A wintry chill was taking hold Tuesday in the Southwest, where forecasters warned of freezing temperatures in the desert and wind that could kick up freshly fallen snow in mountainous areas.
The chilly predictions follow storms that moved across the West this week and dumped several inches of snow in northern Arizona, while leaving behind more than a foot in Wyoming and Montana.
The Salt Lake City area had its first major winter storm Monday with highway troopers reporting hundreds of accidents and slide-offs as nearly one foot of snow blanketed northern Utah.
Rain soaked parts of California as rigorous weather brought cold temperatures, powerful winds and pounding surf.

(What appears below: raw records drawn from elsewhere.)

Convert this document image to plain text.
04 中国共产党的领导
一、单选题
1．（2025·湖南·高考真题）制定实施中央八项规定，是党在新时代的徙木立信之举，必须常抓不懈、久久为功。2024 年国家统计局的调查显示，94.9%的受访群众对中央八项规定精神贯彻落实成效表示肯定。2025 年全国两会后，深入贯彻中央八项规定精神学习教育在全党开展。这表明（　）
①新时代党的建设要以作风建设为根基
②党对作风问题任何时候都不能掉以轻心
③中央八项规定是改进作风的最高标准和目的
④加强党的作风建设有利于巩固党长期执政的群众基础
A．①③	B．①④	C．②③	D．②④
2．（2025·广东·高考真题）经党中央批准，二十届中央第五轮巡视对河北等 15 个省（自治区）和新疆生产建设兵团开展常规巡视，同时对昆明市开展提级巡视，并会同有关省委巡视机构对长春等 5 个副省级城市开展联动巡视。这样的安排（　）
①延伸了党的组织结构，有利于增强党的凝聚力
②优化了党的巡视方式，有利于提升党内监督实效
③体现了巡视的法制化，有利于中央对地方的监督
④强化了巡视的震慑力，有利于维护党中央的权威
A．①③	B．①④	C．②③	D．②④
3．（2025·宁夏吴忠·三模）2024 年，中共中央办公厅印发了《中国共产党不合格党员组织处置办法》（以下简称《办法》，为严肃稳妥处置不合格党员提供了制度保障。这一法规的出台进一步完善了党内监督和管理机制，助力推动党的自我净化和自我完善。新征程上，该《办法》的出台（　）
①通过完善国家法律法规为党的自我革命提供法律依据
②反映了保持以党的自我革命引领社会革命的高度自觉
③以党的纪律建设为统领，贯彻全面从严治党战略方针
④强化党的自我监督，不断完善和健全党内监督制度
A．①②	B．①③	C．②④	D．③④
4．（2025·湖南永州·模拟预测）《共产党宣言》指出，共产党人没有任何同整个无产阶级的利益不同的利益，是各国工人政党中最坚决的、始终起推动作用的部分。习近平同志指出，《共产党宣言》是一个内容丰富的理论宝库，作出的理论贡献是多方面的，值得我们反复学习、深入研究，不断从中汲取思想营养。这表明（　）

In Arizona, temperatures Tuesday and Wednesday in the community of Bellemont, near the mountain city of Flagstaff, likely will be sub-zero with surrounding areas below freezing and dry, said National Weather Service meteorologist David Vonderheide.
"Just plain cold," he said. "People wanting to get out to work that morning, it's just going to be frigid."

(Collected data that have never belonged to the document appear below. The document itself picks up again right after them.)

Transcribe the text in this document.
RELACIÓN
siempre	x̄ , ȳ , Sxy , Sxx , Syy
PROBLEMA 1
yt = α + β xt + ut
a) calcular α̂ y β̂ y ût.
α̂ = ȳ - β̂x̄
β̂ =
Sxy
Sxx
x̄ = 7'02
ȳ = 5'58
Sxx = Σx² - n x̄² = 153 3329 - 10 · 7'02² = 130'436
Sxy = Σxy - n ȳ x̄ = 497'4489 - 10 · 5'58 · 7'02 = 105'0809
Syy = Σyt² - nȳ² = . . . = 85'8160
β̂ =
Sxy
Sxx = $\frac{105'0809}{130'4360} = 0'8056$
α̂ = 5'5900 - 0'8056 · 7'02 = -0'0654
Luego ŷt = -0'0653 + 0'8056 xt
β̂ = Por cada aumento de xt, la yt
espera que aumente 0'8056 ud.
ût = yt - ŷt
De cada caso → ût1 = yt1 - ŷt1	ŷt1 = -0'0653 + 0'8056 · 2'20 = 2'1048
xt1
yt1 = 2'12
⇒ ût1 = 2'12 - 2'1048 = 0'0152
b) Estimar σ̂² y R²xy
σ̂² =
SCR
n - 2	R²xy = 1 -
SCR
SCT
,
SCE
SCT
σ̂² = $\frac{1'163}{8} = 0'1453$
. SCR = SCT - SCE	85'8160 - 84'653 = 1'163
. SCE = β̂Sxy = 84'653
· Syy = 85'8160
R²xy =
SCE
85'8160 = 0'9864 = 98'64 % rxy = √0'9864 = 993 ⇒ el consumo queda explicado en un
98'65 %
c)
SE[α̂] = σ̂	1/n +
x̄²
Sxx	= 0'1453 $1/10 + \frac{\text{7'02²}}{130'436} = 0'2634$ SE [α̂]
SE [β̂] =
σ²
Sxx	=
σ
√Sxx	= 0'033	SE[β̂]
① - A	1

Arizona's desert areas, including Phoenix, Tucson and communities in the western part of the state, will experience rare freezing temperatures. Forecasters have issued hard freeze and freeze watches for those areas. They said sensitive plants will die and pets could suffer from frostbite or hypothermia if not brought inside.
The snow remained a big draw for people who live outside Flagstaff. Residents and visitors lobbed snowballs at each other, made snow angels and raced down a popular sledding hill Monday.

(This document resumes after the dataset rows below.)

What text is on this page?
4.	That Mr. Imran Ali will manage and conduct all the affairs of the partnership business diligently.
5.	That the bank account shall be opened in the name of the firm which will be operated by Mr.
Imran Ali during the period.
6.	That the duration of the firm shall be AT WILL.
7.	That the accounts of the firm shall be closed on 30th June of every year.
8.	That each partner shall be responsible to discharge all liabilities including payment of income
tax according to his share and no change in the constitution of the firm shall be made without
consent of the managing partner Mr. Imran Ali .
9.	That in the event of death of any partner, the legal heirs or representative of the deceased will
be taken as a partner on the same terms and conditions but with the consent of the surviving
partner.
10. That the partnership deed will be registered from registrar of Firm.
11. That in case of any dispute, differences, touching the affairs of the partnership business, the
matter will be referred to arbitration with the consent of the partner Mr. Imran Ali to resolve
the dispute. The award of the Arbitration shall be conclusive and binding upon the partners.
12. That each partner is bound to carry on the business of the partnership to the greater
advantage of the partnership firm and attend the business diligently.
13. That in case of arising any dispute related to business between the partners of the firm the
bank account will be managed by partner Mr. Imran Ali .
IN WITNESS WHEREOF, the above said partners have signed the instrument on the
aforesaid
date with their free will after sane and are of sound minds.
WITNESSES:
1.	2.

Nathan Smallridge brought his two children to Flagstaff from Las Vegas, a yearly tradition initiated by the snowfall.
"It's beautiful because we don't get snow in Las Vegas," he said.
Skiers and snowboarders delighted in the additional snow that fell in the Sierra Nevada on Sunday.
However, the snowfall made for a messy commute in Utah and Arizona. Authorities urged motorists to stay off major highways if possible and said gusty winds could send snow swirling, further complicating travel.
As much as 16 inches of snow was expected by Tuesday in parts of Utah. Many streets in the Salt Lake City-area were littered with cars stuck in the snow, causing backups and gridlock at some stoplights. The Hogle Zoo in Salt Lake City closed and the University of Utah in Salt Lake City cancelled evening classes.
In Colorado, a storm packing snow and cold temperatures also slowed down drivers, closed schools in the Denver area and delayed flights at Denver International Airport by an average of 1 1/2 hours on Tuesday. Up to 10 inches of snow are expected in parts of northeastern Colorado by Tuesday afternoon.
Some schools in New Mexico were also closing or delaying openings because roads remain icy.
In South Dakota, many schools including those in Rapid City are shut down in anticipation of the approaching storm.